Uncertainty over whether a homebuyer tax credit would be extended weighed down construction last month — a sign of how much the fledgling recovery depends on government support.
Home building unexpectedly plunged to its lowest point since April, the Commerce Department said Wednesday. The figures show that builders fear there aren't enough buyers to soak up the glut of unsold homes already on the market — a supply magnified by record-high foreclosures.
Congress renewed the homebuyer tax credit earlier this month and broadened its reach. But even with government aid, the weakness of the housing sector is dragging on the economy.
"It will take a while before residential construction begins to contribute meaningfully to growth," Jennifer Lee, an economist at BMO Capital Markets, wrote in a research note.
The tepid recovery is also holding down inflation. While consumer prices edged up faster than expected in October, they remain lower than they were a year ago. And inflation is expected to stay subdued.
The Labor Department said consumer prices rose 0.3 percent in October, a bit more than the 0.2 percent economists had expected. Core inflation, which excludes energy and food, rose 0.2 percent, compared with expectations for a 0.1 percent rise.
The higher figure was driven by another increase in energy prices and the biggest jump in new-car prices in 28 years. The prices of used cars and trucks also rose by the most since September 1980. Together, new- and used-car prices accounted for 90 percent of the increase in core inflation last month, government analysts said.
Analysts said the jump in used-car prices was due partly to the government's Cash for Clunkers rebate program. The program reduced the stockpile of used vehicles. This happened because cars that qualified for the clunkers program were junked and so weren't available for resale.
The clunkers program also drove up new-car prices, analysts said.
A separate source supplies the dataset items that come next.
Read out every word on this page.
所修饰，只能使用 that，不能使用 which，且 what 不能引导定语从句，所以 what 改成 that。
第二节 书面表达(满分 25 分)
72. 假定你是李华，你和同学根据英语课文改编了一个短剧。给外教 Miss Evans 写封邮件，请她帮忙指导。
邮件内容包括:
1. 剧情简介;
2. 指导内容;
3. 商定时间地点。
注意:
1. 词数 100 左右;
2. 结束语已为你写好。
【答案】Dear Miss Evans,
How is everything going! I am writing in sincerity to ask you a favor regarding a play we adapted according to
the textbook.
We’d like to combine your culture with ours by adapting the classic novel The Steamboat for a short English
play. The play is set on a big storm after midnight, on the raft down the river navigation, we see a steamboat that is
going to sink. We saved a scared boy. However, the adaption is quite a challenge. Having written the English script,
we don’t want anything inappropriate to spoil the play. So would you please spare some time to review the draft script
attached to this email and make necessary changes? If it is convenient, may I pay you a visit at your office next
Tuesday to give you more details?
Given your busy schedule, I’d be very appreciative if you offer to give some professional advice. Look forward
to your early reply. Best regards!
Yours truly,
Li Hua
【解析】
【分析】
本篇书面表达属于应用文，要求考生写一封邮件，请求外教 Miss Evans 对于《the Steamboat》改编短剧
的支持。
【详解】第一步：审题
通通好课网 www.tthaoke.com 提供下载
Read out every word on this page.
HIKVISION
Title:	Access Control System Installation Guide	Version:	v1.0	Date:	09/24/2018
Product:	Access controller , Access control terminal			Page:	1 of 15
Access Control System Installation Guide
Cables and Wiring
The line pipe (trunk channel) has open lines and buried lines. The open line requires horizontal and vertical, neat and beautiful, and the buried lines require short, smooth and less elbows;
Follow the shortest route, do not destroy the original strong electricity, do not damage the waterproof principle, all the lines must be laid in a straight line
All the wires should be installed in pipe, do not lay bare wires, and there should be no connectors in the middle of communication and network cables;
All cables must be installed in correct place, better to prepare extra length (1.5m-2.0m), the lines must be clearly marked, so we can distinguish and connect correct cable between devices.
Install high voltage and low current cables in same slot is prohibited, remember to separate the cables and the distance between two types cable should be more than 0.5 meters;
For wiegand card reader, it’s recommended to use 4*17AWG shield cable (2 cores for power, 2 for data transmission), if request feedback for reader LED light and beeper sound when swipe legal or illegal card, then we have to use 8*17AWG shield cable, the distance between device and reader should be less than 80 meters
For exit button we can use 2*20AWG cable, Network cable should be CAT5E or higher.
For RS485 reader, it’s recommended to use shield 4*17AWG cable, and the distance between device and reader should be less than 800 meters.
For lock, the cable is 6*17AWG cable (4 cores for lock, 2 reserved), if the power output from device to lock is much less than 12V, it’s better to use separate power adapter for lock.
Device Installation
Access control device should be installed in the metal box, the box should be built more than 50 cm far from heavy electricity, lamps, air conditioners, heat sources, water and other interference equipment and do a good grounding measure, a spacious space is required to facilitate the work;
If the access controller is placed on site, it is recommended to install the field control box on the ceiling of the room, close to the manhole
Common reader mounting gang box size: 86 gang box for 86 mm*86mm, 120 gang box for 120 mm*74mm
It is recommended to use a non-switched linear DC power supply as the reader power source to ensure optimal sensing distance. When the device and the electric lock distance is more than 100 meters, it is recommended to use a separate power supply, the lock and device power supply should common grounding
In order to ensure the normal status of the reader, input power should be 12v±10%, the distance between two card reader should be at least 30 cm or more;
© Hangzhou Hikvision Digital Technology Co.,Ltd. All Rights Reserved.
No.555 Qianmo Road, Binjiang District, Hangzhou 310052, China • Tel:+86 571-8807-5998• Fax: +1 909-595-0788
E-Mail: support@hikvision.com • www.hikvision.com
It helped reduce the supply of new cars just as the latest model-year vehicles, which typically carry a premium, were arriving in showrooms.
"The Cash for Clunkers program may have wiped out the '09 models that have been sitting there, but the brand-new 2010 models come, and they can command a higher price for those," said James Brock, an economist at Miami University in Oxford, Ohio, who studies the auto industry.
On Wall Street, stocks edged down after the unexpected drop in home construction and disappointing forecasts from technology companies. The modest drop came a day after major stock indicators closed at 13-month highs, including the Dow Jones industrial average, which has risen nine of the past 10 days. The Dow lost more than 32 points in afternoon trading Wednesday, and broader indexes also dipped.
The report on home construction said building of homes and apartments fell 10.6 percent in October to a seasonally adjusted annual rate of 529,000, from an upwardly revised 592,000 in September. Economists polled by Thomson Reuters had expected a pace of 600,000.
"There has not has not been much improvement in the underlying demand for new and existing homes," said Mark Vitner, senior economist with Wells Fargo Securities. "That's a warning for 2010."
So is a decline in applications for building permits — a gauge of future activity. Applications fell 4 percent to an annual rate of 552,000 units. That was the lowest since May and missed analysts' expectations of 580,000. Still, applications for single-family homes fell only 0.2 percent.
The National Association of Home Builders said this week that its housing market index remained unchanged in November, reflecting a cautious outlook from home builders. The trade association said its index stood at 17 for the second straight month; readings below 50 indicate negative sentiment.
Developers, facing weak demand and competition from low-priced foreclosures, have scaled back sharply. The number of homes under construction last month fell 3.4 percent to 560,000, the lowest on records dating to 1970.
With construction levels low, however, the inventory of unsold homes has been dropping. At September's sales pace, it would take about 7.5 months to sell off all the new homes on the market. That's down from a peak of 11 months last fall. But it's still short of a healthy level of around a six-month supply.
"It's still not a great market," said Brad Hunter, chief economist with Metrostudy, a real estate research firm. "But it's not as bad as it was six months ago."
People who have owned their current homes for at least five years can now claim a tax credit of up to $6,500 for a home purchase. First-time homebuyers qualify for up to $8,000. To qualify, buyers must sign a purchase agreement by April 30.
Since the tax credit was extended earlier this month, Beazer Homes USA Inc. and other builders have said they're gearing up to buy land in some markets, citing expectations that sales will improve next year.
Foreclosures, though, remain sky-high. And many experts predict a new wave starting next spring. More than 332,000 households, or one in every 385 U.S. homes, received a foreclosure-related notice in October, according to RealtyTrac Inc.
Those trends are weighing on the economic rebound.
In an interview with Fox News on Wednesday, President Barack Obama said he's worried that spending too much government money to help revive the economy could undermine a fragile U.S. recovery and cause a double-dip recession. That occurs when the economy begins to recover briefly from a recession only to be dragged back under.
Obama said his administration is considering tax breaks that could encourage businesses to begin hiring again. But he added that if the nation keeps adding to deficit spending through tax cuts or more stimulus spending, people could lose confidence in the U.S. economy, and that could "lead to a double-dip recession."